Anette Delgado en <i>Don Quijote</i> © Jacques Moatti
Anette Delgado en Don Quijote
© Jacques Moatti

Para la ocasión, el BNC escogió con gran atino a la primera bailarina Anette Delgado para interpretar a Kitri, mientras que Basilio cayó sobre los hombros de Dani Hernández. Lo primero a destacar fue la gran compenetración de los protagonistas que más que bailar, parecían gozar de todo lo que ocurría en escena. Cual adolecentes enamorados, los guiños se sucedían en cada frase coreográfica haciendo mucho más disfrutable la danza. Mientras tanto, su sincronía rayaba en lo matemático. Delgado, segura, mostró un dominio técnico de altura en cada pirouette y, sin dejarse arrastrar por la demostración excesiva de sus cualidades físicas, logró arrancar aplausos y vítores con sus balances contenidos y a tempo. Por su parte, Hernández, una vez más exhibió su pose galante y cualidades de partenaire.
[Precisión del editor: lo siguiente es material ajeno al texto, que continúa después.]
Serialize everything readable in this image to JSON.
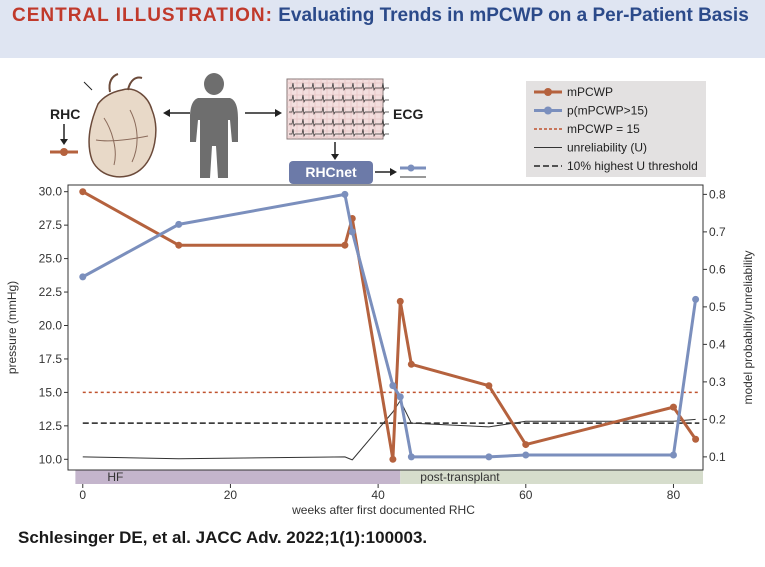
{
  "header": {
    "lead": "CENTRAL ILLUSTRATION:",
    "title": "Evaluating Trends in mPCWP on a Per-Patient Basis"
  },
  "schematic": {
    "rhc_label": "RHC",
    "ecg_label": "ECG",
    "model_label": "RHCnet"
  },
  "legend": {
    "items": [
      {
        "label": "mPCWP",
        "color": "#b5623e",
        "style": "line-marker"
      },
      {
        "label": "p(mPCWP>15)",
        "color": "#7b8fbd",
        "style": "line-marker"
      },
      {
        "label": "mPCWP = 15",
        "color": "#c0532f",
        "style": "dotted"
      },
      {
        "label": "unreliability (U)",
        "color": "#333333",
        "style": "thin"
      },
      {
        "label": "10% highest U threshold",
        "color": "#222222",
        "style": "dashed"
      }
    ]
  },
  "phases": [
    {
      "label": "HF",
      "x_start": -1,
      "x_end": 43,
      "color": "#c4b5cc"
    },
    {
      "label": "post-transplant",
      "x_start": 43,
      "x_end": 84,
      "color": "#d6ddcc"
    }
  ],
  "footer": "Schlesinger DE, et al. JACC Adv. 2022;1(1):100003.",
  "chart_data": {
    "type": "line",
    "xlabel": "weeks after first documented RHC",
    "ylabel": "pressure (mmHg)",
    "y2label": "model probability/unreliability",
    "xlim": [
      -2,
      84
    ],
    "ylim": [
      9.2,
      30.5
    ],
    "y2lim": [
      0.065,
      0.825
    ],
    "xticks": [
      0,
      20,
      40,
      60,
      80
    ],
    "yticks": [
      10.0,
      12.5,
      15.0,
      17.5,
      20.0,
      22.5,
      25.0,
      27.5,
      30.0
    ],
    "y2ticks": [
      0.1,
      0.2,
      0.3,
      0.4,
      0.5,
      0.6,
      0.7,
      0.8
    ],
    "series": [
      {
        "name": "mPCWP",
        "axis": "left",
        "color": "#b5623e",
        "x": [
          0,
          13,
          35.5,
          36.5,
          42,
          43,
          44.5,
          55,
          60,
          80,
          83
        ],
        "y": [
          30,
          26,
          26,
          28,
          10,
          21.8,
          17.1,
          15.5,
          11.1,
          13.9,
          11.5
        ]
      },
      {
        "name": "p(mPCWP>15)",
        "axis": "right",
        "color": "#7b8fbd",
        "x": [
          0,
          13,
          35.5,
          36.5,
          42,
          43,
          44.5,
          55,
          60,
          80,
          83
        ],
        "y": [
          0.58,
          0.72,
          0.8,
          0.7,
          0.29,
          0.26,
          0.1,
          0.1,
          0.105,
          0.105,
          0.52
        ]
      },
      {
        "name": "unreliability (U)",
        "axis": "right",
        "color": "#333333",
        "x": [
          0,
          13,
          35.5,
          36.5,
          42,
          43,
          44.5,
          55,
          60,
          80,
          83
        ],
        "y": [
          0.1,
          0.095,
          0.1,
          0.092,
          0.22,
          0.25,
          0.19,
          0.18,
          0.195,
          0.195,
          0.2
        ]
      }
    ],
    "reference_lines": [
      {
        "name": "mPCWP = 15",
        "axis": "left",
        "y": 15,
        "color": "#c0532f",
        "style": "dotted"
      },
      {
        "name": "10% highest U threshold",
        "axis": "right",
        "y": 0.19,
        "color": "#222222",
        "style": "dashed"
      }
    ]
  }
}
Sin embargo, algo más de trabajo, en cuanto técnica, debe recorrer este bailarín que apunta hacia lo alto.

Dani Hernández en el ballet <i>Don Quijote</i> © Jacques Moatti
Dani Hernández en el ballet Don Quijote
© Jacques Moatti
En los roles de Mercedes y el Espada, Jessie Domínguez y Alfredo Ibáñez tuvieron un impar desarrollo. El desparpajo de la Mercedes estuvo presente en todo momento, mientras que a Ibánez le faltó corregir pequeños detalles de estilo, esos que diferencian a un Espada de El Espada. Por su parte, el cuerpo de baile que dio vida a los toreros puso de manifiesto la gran cantera de bailarines con la cuenta el BNC hoy en día. También fueron destacables las interpretaciones de Estheysis Menéndez y Massiel Alonso como la Reina de las Dríadas y Cupido, respectivamente. En particular Alonso brilló en este pequeño papel reservado para las figuras en crecimiento. Pero nada hubiese sido posible sin el trabajo preciso y coordinado de todo el cuerpo de baile que encandiló a la par de los protagonistas. En cada escena coral se evidenció la fluidez y solidez de estos bailarines que son, de por sí, el alma del espectáculo. Para el final, una vez más y nunca sabremos si diremos "por última vez", Alicia Alonso acompañó a los bailarines en los saludos. El teatro, en pie, ovacionó a la última diva del ballet clásico.